Crítica literaria
Más Cortázar. Más Rayuela
26 de Julio de 2013
Juan Gustavo Cobo Borda
Desde febrero de 1950 hasta febrero de 1983, Julio Cortázar (1914-1984) le escribe a su amigo Eduardo Jonquieres, pintor y poeta cuatro años menor, 126 cartas y 13 tarjetas postales. Se habían conocido en la Escuela Normal Mariano Acosta, donde Cortázar obtiene, en 1932, el título de Maestro Normal y, en 1935, el de Profesor Normal en Letras, en Buenos Aires. Ahora, desde Europa, y más exactamente, desde París, Cortázar en estas Cartas a los Jonquieres (Alfaguara, 2010) le hace la crónica intensa y reveladora de su exilio voluntario en un mundo que había elegido, acorde con su decisión de hacerse un escritor, un gran escritor como ya lo planteaba su primer libro de cuentos Bestiario (1951).
Es un periodo de grandes revelaciones, sobre todo en el terreno de las artes plásticas, de viajes muy decisivos, sea Italia o la India, donde Octavio Paz era embajador y lo acogió en la residencia, y sobre todo de su matrimonio con Aurora Bernárdez, hermana del poeta Francisco Luis Bernárdez, con quien se casará el 23 de agosto de 1953. Los dos eran traductores muy profesionales, que consiguieron puesto en la Unesco, y que si en sus austeros domicilios Aurora traducía el Leonardo da Vinci de Marcel Brion, Julio se embarcaría en la versión de las Memorias de Adriano, de Marguerite Yourcenar.

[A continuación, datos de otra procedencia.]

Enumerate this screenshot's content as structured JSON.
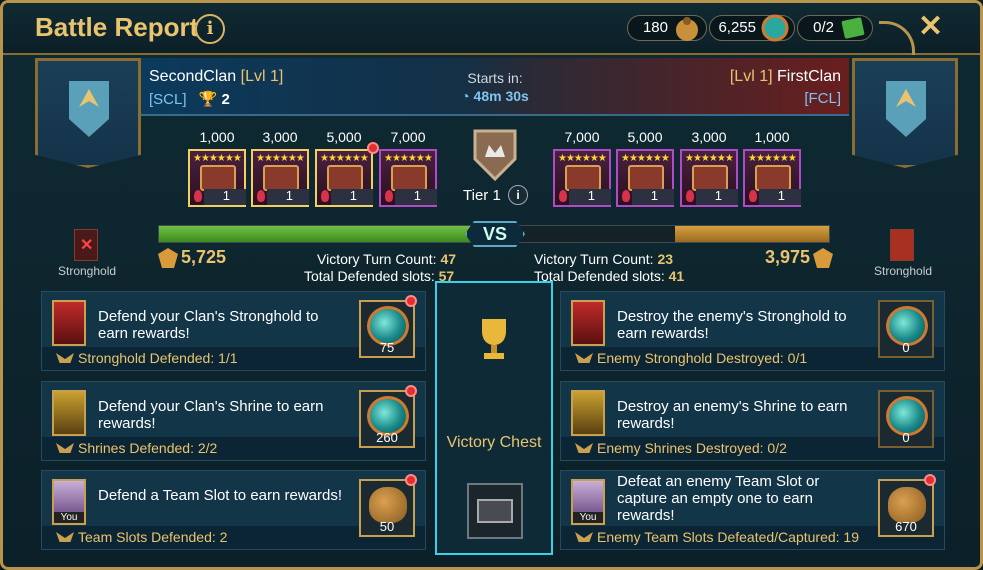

Eran ambos argentinos obviamente afrancesados y Cortázar mantenía vivos su fastidio en contra del peronismo y su desdén por toda la literatura española, salvo El Quijote. Eligió la literatura inglesa, primero que todo, como su mundo predilecto de niebla, crímenes y fantasmas, y en segundo lugar la francesa, donde adoraba Opio de Jean Cocteau. El jazz, las grandes exposiciones, cuadros de Klee o Miró, amigos como el crítico de arte Damian Bayon, llenan un circuito de fervores y búsquedas, que en tantas ocasiones aspiran al absoluto, a una reflexión de índole casi metafísica, que intenta superar las contradicciones de una conciencia occidental ya coagulada en dualidades.
Un trasfondo, en cierto modo, de la gran explosión que en 1963 representaría Rayuela. No una simple antinovela, sino la puesta en duda de todos los supuestos vitales e intelectuales de Horacio Oliveira.
Un exiliado argentino como Cortázar, que lee a Mircea Eliade y textos de budismo zen, y que al azar de los encuentros en un París surrealista como el de Nadja de André Bréton, descubre en una uruguaya, menos naif de lo que parece, a la Maga, la mujer que en los pequeños hoteles parisinos de una noche, le abre el horizonte sin fronteras de un erotismo hecho de juego y asombros, revelaciones y puntos límites. Del lado de allá, París, al lado de acá, Buenos Aires, se tejen los hilos de una nostalgia crítica, de un afán de dar ese paso a un abismo sin fondo. A una revelación que se teme, como se teme al miedo y a la misma locura. Como lo dijo en su capítulo 93:
“Amor mío, no te quiero por vos ni por mí ni por los dos juntos, no te quiero porque la sangre me llame a quererte, te quiero porque no sos mía, porque estás del otro lado, ahí donde me invitas a saltar y no puedo dar el salto, porque en lo más profundo de la posesión no estás en mí, no te alcanzo, no paso de tu cuerpo, de tu risa, hay horas en que me atormenta que me ames” (p. 452).
Aparecida su primera edición en junio de 1963, ya en mayo de 1969 iba por su décima edición, convirtiéndose en el breviario de amor de los jóvenes en toda América Latina, y en un tratado nada solemne en contra de la solemnidad. A ello se añadirían libros joviales y efervescentes como Historia de cronopios y de famas (1962), que vemos brotar desde estas cartas a los Jonquieres, a su esposa y sus jóvenes hijos. Ahora que Aurora Bernárdez rescata los Papeles inesperados (2009) de Julio Cortázar (cuentos, poemas, ensayos, notas sobre arte, entrevistas) y que Alfaguara reedita Rayuela medio siglo después. Esta edición incluye un mapa de París con los lugares donde transcurre la novela y un amplio apéndice con la historia de Rayuela contada a través de las cartas de Julio Cortázar a diversos corresponsales desde diciembre 1958. Podemos entonces acompañar al Gran Cronopio en su gozoso mapamundi de encuentros a deshora. Un parque de diversiones que no se termina de recorrer, desde la infancia hasta la nunca alcanzada madurez, afortunadamente.